From 1907 until 1926, for instance, a trolley line — still traceable, if you know where to look — ran through Harms Woods, bringing picnickers from Evanston and members and golf caddies to the Glen View Club. In the late 1930s, roughly 2,000 men lived in a Civilian Conservation Corps camp nearby while they dug the Skokie Lagoons.

Our forest preserves also carry records of another history. Just as the National Archive preserves the most precious foundational documents of our democracy, these places are repositories for the essential elements of our natural heritage: the genetic material — in plants, animals, and countless other organisms — of our Midwestern landscape.

After reading Johnson's essay, Michael Durbin sat back in awe. He had discovered a family heirloom. As if repatriating sacred ancestral bones, Durbin felt he must return the bottle to its rightful heir. "From his essay, I knew Charles Johnson had one milk bottle from the Johnson Dairy — a smaller, very scarred and cloudy bottle found in the walls of an old Evanston building," Durbin recalled. Contacting Johnson via e-mail, Durbin asked, "May I send you another? Quart-sized and in perfect condition?"

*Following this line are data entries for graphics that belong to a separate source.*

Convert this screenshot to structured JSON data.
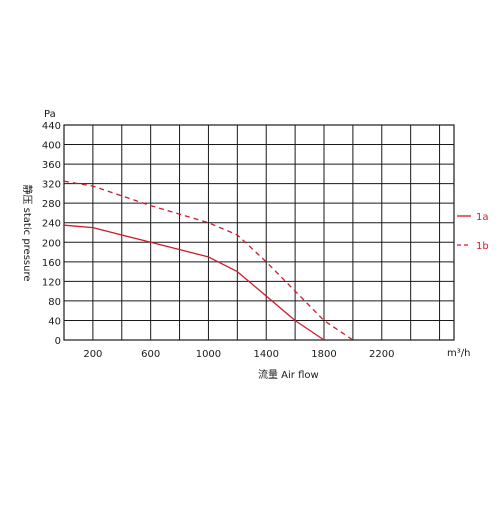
{
  "chart_data": {
    "type": "line",
    "y_unit": "Pa",
    "x_unit": "m³/h",
    "ylabel": "静压 static pressure",
    "xlabel": "流量 Air flow",
    "grid": true,
    "x_ticks": [
      200,
      600,
      1000,
      1400,
      1800,
      2200
    ],
    "y_ticks": [
      0,
      40,
      80,
      120,
      160,
      200,
      240,
      280,
      320,
      360,
      400,
      440
    ],
    "xlim": [
      0,
      2700
    ],
    "ylim": [
      0,
      440
    ],
    "legend_position": "right",
    "series": [
      {
        "name": "1a",
        "style": "solid",
        "color": "#d01a2a",
        "points": [
          [
            0,
            235
          ],
          [
            200,
            230
          ],
          [
            600,
            200
          ],
          [
            1000,
            170
          ],
          [
            1200,
            140
          ],
          [
            1400,
            90
          ],
          [
            1600,
            40
          ],
          [
            1800,
            0
          ]
        ]
      },
      {
        "name": "1b",
        "style": "dashed",
        "color": "#d01a2a",
        "points": [
          [
            0,
            325
          ],
          [
            200,
            315
          ],
          [
            600,
            275
          ],
          [
            1000,
            240
          ],
          [
            1200,
            215
          ],
          [
            1400,
            160
          ],
          [
            1600,
            100
          ],
          [
            1800,
            40
          ],
          [
            2000,
            0
          ]
        ]
      }
    ]
  }
}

Within the hour he had a reply from an ecstatic Charles Johnson: "Yes, please!" Michael and Joan carefully wrapped and packed the bottle and shipped it off to Seattle, worrying for the next three days until they received word of its safe arrival at Johnson's home.

 
Charles Johnson with the two bottles from the Johnson Dairy Company he now owns. Photo by Inye Wokoma.  

From
"An American
Milk Bottle"
by Charles Johnson

Under a glass globe in my living room, there is a remnant of my family's four centuries of history on the North American continent. I'm sure everyone who has visited my home must feel it is the strangest of heirlooms, an indecipherable piece of the American past, a tissue of time and forgotten lives. On it I often perform a private hermeneutics, peeling away its layers of meaning as one would a palimpsest.

I try to imagine (as archaeologists do with tools from Pompeii or shards of pottery from the Incas) the African-American world of hope, struggle, heroism, and long-deferred possibilities that background this 80-year-old object. What rests mysteriously under glass is a thick, cloudy milk bottle, very scarred, that bears in relief the inscription "One Pint. This Bottle Property of and Filled by JOHNSON DAIRY CO., Evanston, Il. Wash and Return." The venerable Johnson who owned that bottle was my late, great-uncle William.... [Read the complete essay]

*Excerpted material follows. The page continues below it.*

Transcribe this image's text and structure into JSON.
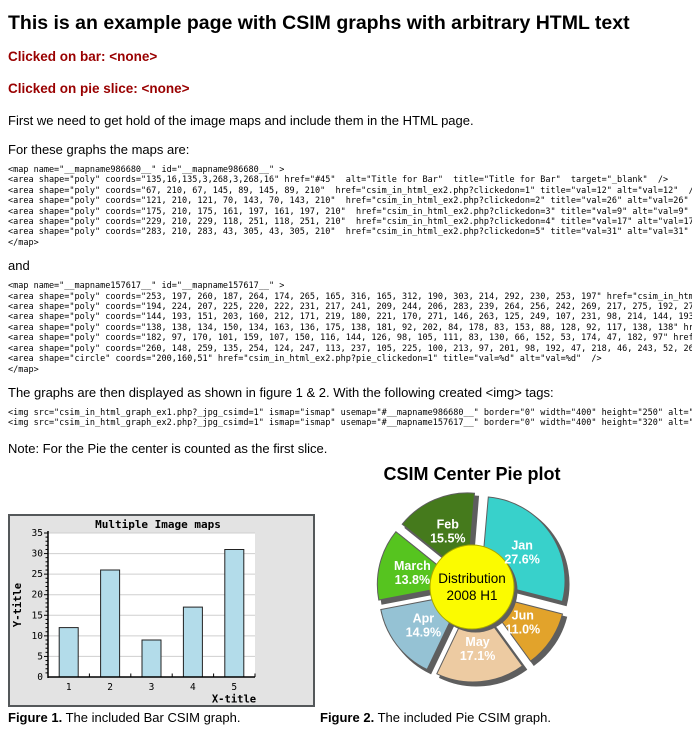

"We were just out there pulling garlic mustard," Durbin said, still sounding amazed weeks later.  "This discovery has enlightened us to a whole dimension of history, the migration of black Americans from the south to the north, the dairies that wouldn't serve blacks. It was just thrilling to connect with Charles Johnson because he was so excited about it and that was just infectious," says Durbin. "It just took us so much beyond garlic mustard."

John Balaban, the volunteer steward at Harms Woods, shared the story of the milk bottle with his colleagues at St. Ignatius, who teach Johnson's Middle Passage in an African-American studies course. The black student organization there also is called Middle Passage.

"And so I suppose our passages continue," Durbin says. "The milk bottle is home. Harms Woods has a new patch of soil for its next wildflower or sedge, and my family and I have yet another workday experience we won't soon forget."